Momordica charantia (bitter melon) extracts promote angiogenesis in vitro via the receptor for advanced glycation endproducts (RAGE)

Diabetes mellitus increases oxidative stress and formation of advanced glycation endproducts (AGEs) both of which underlie vascular complications by interfering with angiogenesis required for wound-healing. Momordica charantia (MC) prevents AGE formation and promotes diabetic wound-healing in animals. This study investigates the effects of MC pulp (MCP), flesh (MCF) and charantin using an in vitro model of angiogenesis. Cultured bovine aortic endothelial cells were exposed to bovine serum albumin (BSA)-derived AGEs.

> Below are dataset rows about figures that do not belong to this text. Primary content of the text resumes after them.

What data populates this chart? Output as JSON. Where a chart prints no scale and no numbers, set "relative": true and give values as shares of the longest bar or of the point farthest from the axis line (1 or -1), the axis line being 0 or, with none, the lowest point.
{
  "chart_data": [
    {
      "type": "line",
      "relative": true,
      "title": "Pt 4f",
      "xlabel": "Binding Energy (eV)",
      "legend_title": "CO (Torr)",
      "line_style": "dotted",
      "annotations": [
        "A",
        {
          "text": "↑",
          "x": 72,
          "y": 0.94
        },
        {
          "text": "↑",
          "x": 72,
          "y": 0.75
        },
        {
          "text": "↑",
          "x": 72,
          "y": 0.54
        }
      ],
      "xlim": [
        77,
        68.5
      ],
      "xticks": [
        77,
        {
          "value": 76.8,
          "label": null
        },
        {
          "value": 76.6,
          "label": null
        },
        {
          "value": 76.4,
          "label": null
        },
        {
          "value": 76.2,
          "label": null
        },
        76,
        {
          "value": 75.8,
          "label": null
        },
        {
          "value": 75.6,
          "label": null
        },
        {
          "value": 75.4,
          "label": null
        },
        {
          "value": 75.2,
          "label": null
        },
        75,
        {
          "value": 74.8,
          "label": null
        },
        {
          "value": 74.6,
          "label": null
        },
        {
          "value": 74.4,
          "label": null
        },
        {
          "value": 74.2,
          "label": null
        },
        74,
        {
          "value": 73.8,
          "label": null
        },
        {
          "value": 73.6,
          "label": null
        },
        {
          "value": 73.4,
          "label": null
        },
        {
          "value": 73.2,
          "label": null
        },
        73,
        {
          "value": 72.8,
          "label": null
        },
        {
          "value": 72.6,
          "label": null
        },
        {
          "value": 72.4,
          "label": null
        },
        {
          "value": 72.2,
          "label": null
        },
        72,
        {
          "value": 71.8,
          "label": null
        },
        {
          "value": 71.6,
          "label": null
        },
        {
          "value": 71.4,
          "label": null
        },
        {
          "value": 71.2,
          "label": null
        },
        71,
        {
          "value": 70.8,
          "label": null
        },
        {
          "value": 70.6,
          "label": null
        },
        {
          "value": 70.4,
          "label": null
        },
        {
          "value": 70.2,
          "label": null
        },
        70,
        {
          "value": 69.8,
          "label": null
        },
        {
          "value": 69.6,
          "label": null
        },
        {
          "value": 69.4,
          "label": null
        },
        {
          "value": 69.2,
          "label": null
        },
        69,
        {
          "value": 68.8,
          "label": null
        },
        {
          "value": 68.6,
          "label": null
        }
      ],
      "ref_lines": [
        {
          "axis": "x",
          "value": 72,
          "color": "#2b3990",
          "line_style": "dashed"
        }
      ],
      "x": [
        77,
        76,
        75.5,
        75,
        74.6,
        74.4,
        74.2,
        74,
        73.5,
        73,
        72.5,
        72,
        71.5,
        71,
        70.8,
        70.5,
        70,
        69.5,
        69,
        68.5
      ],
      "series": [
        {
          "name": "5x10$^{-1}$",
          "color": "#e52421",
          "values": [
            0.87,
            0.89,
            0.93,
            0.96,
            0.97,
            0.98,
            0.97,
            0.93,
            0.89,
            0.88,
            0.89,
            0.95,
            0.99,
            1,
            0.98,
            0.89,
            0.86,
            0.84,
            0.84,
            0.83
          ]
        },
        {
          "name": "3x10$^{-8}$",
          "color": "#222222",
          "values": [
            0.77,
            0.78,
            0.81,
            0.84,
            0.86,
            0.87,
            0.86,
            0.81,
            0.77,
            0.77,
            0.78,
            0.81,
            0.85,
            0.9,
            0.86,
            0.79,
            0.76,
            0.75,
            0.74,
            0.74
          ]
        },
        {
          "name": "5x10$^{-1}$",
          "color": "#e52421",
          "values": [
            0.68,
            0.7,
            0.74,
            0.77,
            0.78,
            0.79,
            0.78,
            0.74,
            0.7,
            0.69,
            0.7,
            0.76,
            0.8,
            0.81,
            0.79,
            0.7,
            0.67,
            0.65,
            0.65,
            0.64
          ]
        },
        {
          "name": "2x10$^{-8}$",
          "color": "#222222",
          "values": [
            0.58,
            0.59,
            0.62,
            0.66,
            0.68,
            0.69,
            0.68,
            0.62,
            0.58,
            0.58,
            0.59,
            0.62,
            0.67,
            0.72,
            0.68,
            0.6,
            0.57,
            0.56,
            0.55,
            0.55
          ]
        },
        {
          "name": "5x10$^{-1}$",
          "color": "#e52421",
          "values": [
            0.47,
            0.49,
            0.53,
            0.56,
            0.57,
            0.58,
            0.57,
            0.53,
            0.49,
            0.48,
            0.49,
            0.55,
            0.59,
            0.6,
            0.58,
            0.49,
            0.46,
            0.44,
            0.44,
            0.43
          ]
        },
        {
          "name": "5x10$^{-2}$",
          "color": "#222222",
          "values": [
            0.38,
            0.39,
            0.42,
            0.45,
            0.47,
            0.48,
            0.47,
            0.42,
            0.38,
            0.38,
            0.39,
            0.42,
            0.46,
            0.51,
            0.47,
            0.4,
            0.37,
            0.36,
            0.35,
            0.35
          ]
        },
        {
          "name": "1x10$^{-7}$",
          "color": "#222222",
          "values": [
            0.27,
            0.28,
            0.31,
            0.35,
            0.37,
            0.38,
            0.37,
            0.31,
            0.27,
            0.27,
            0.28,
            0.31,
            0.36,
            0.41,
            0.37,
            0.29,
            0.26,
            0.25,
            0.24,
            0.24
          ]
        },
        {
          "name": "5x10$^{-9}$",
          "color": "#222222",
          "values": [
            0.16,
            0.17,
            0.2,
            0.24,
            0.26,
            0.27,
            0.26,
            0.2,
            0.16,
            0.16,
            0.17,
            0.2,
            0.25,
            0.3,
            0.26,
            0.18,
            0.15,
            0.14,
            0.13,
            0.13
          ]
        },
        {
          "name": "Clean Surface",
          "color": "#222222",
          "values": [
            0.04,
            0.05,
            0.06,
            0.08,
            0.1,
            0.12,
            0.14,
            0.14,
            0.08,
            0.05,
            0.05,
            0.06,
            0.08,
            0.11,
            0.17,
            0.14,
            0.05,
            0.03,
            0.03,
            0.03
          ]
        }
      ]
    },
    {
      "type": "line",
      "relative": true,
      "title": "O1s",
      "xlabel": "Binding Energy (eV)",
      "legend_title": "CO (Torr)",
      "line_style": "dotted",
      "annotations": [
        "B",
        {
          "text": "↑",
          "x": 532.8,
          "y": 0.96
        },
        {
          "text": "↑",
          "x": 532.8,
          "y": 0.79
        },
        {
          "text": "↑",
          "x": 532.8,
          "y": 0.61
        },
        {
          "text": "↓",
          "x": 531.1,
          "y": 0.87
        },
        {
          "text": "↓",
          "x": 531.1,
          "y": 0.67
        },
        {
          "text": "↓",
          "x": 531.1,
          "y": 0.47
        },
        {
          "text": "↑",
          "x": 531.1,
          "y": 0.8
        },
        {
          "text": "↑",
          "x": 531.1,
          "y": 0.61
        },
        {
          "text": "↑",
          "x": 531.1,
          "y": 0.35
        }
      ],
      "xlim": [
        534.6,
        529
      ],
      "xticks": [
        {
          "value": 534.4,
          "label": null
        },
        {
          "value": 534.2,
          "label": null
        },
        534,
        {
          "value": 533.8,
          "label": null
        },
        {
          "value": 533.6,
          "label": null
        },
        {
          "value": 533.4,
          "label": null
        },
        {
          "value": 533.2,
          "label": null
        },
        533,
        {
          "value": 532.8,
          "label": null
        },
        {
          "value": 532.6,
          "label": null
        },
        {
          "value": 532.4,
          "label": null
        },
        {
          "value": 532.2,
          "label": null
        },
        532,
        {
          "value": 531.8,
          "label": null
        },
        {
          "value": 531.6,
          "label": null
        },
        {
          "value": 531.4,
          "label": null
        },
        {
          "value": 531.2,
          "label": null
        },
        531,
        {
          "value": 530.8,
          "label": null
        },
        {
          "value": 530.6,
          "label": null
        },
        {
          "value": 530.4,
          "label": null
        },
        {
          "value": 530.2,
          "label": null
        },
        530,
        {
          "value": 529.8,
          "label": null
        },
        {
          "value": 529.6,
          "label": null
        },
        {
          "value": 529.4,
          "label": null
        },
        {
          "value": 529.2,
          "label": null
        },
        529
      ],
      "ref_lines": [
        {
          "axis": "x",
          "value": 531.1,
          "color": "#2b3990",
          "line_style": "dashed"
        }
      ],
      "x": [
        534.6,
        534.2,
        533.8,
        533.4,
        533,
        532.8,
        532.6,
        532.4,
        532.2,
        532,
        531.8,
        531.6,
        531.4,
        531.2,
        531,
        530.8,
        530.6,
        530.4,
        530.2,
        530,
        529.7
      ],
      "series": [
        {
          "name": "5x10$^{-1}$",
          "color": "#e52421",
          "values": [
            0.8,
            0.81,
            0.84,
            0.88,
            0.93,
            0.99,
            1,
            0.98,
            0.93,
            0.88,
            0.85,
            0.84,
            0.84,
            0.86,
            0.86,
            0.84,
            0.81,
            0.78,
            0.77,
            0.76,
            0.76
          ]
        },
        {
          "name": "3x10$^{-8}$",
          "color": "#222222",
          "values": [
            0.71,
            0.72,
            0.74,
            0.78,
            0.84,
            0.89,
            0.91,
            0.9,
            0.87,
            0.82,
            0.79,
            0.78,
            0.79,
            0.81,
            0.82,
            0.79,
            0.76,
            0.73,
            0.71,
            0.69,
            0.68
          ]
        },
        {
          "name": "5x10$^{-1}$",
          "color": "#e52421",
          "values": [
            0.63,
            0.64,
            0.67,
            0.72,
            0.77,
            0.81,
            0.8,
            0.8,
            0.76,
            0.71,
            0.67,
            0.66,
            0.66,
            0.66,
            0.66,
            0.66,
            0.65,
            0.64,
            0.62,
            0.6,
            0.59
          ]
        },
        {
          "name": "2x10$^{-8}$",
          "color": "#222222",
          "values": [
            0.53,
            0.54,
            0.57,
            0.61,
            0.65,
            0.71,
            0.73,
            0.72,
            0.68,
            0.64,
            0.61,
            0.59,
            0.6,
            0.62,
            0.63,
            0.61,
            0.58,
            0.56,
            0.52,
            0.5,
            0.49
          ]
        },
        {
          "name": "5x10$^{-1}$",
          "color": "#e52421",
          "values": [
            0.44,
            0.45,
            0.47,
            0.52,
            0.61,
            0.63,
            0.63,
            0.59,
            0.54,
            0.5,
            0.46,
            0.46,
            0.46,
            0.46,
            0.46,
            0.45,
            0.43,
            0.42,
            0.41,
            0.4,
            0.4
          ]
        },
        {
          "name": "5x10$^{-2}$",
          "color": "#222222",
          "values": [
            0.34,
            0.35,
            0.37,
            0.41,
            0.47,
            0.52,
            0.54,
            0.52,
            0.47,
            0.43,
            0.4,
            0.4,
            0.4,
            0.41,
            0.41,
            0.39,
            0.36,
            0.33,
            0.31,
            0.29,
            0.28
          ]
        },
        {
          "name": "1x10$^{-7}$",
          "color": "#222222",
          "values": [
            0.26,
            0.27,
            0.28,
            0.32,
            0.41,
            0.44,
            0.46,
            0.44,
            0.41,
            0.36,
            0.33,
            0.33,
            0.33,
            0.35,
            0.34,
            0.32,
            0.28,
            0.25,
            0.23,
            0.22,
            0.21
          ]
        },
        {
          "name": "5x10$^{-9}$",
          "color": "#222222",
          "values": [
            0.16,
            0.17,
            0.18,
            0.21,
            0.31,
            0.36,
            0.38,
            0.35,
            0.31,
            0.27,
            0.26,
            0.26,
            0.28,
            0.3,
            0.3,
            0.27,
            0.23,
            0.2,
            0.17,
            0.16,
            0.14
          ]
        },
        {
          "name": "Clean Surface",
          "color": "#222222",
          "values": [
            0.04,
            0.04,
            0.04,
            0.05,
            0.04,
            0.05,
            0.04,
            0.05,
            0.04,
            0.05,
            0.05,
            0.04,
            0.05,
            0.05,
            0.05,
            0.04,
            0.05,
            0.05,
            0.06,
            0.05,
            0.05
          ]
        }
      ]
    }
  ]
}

MC extracts increased cell proliferation, migration (using wound-healing assay) and tube formation (using Matrigel™-embedded 3D culture) in a dose-dependent manner, and these effects were associated with increases p-ERK1/2 signaling. These effects were inhibited by MCP, MCF and charantin extracts. Blocking the receptor for AGEs (RAGE) inhibited the MC extract-induced ERK1/2 phosphorylation and tube formation, indicating the crucial role of RAGE in MC pro-angiogenic effects. In conclusion, MC extracts and charantin exert direct pro-angiogenic effects mediated through RAGE with inhibitory activity on anti-angiogenic effects of BSA-AGEs. Further studies are needed to understand the therapeutic potential of MC extracts in diabetic wound-healing.